Inconsistently, mythologies describe at least two kinds of death, e.g.:
a warrior dies in battle but his spirit goes to Valhalla;
in Valhalla, the spirit functions exactly like a body because it feasts, fights and dies but then is resurrected to feast and fight again;
however, when it eventually dies at the Ragnarok, there will be neither a surviving spirit nor a new resurrection.
In Christian theology, there are several kinds of immortal spirits:
God;
angels;
demons (fallen angels);
human souls.
However, in works of fantasy, the status of demons becomes a bit more complicated.
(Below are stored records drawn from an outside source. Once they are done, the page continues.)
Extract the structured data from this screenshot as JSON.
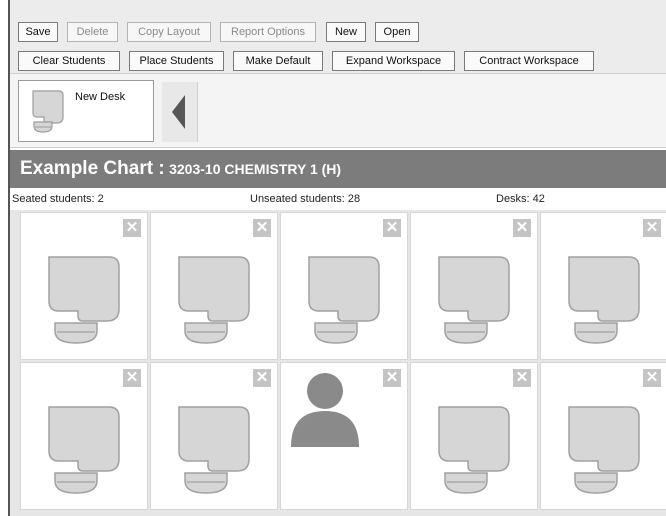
{
  "toolbar": {
    "row1": [
      {
        "name": "save-button",
        "label": "Save",
        "disabled": false
      },
      {
        "name": "delete-button",
        "label": "Delete",
        "disabled": true
      },
      {
        "name": "copy-layout-button",
        "label": "Copy Layout",
        "disabled": true
      },
      {
        "name": "report-options-button",
        "label": "Report Options",
        "disabled": true
      },
      {
        "name": "new-button",
        "label": "New",
        "disabled": false
      },
      {
        "name": "open-button",
        "label": "Open",
        "disabled": false
      }
    ],
    "row2": [
      {
        "name": "clear-students-button",
        "label": "Clear Students",
        "disabled": false
      },
      {
        "name": "place-students-button",
        "label": "Place Students",
        "disabled": false
      },
      {
        "name": "make-default-button",
        "label": "Make Default",
        "disabled": false
      },
      {
        "name": "expand-workspace-button",
        "label": "Expand Workspace",
        "disabled": false
      },
      {
        "name": "contract-workspace-button",
        "label": "Contract Workspace",
        "disabled": false
      }
    ]
  },
  "palette": {
    "new_desk_label": "New Desk"
  },
  "chart": {
    "title": "Example Chart :",
    "course": "3203-10 CHEMISTRY 1 (H)"
  },
  "stats": {
    "seated": "Seated students: 2",
    "unseated": "Unseated students: 28",
    "desks": "Desks: 42"
  },
  "icons": {
    "remove": "close-icon",
    "desk": "desk-icon",
    "student": "person-icon",
    "collapse": "collapse-left-icon"
  },
  "seats": [
    {
      "occupied": false
    },
    {
      "occupied": false
    },
    {
      "occupied": false
    },
    {
      "occupied": false
    },
    {
      "occupied": false
    },
    {
      "occupied": false
    },
    {
      "occupied": false
    },
    {
      "occupied": true
    },
    {
      "occupied": false
    },
    {
      "occupied": false
    }
  ],
  "colors": {
    "title_bar": "#7c7c7c",
    "desk": "#d6d6d6",
    "avatar": "#8a8a8a"
  }
}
In Poul Anderson's Operation Chaos (New York, 1995), Steve Matuchek, werewolf, bites the throat of a succubus. The "...foul spirit within..." (p. 118) the succubus tries to flee to the Low Continuum where it will change places with "...the exchange mass." (ibid.) However:
"The body perished and the soulless demon was no more." (ibid.)
Usually, we understand that a demon does not have a soul because, like a soul, it is a spirit - but such a spirit should survive the death of any body that it has possessed or inhabited?
In Lucifer: A Dalliance With The Damned (New York, 2002) by Mike Carey, Lucifer tells another demon:
"Most of the options I'm considering run into the same problem. That you have no immortal part. Destroying you outright would scratch an itch, but it wouldn't make the point.
"So at great trouble and expense, and at the risk of creating a very awkward precedent --
"-- I'm furnishing you with a soul." (p. 133)
A demon has no immortal part and can be destroyed outright but can also be furnished with a soul? Fantasy writers, like sf writers, are not supposed to make up the rules as they go along...
However, authors like Anderson and Carey write so well that they usually carry it off. Their narratives seem to be and indeed are deeply meaningful even if they still raise some questions in the mind of the inquiring reader.
1 comment:
Kaor, Paul!
Exactly! You have touched on a weak point in OPERATION CHAOS I missed on previous readings. MORE logically, a demon with a body in the Operation should simply be sent back to the Low Continuum, due to it being an immortal spirit, once its body was "killed." So, yes, I'm dubious it's true what Steven said, that a demon is soulless.
But, as you said, Anderson wrote so well that points like these can get overlooked! I'm chagrined that I never thought of this idea before!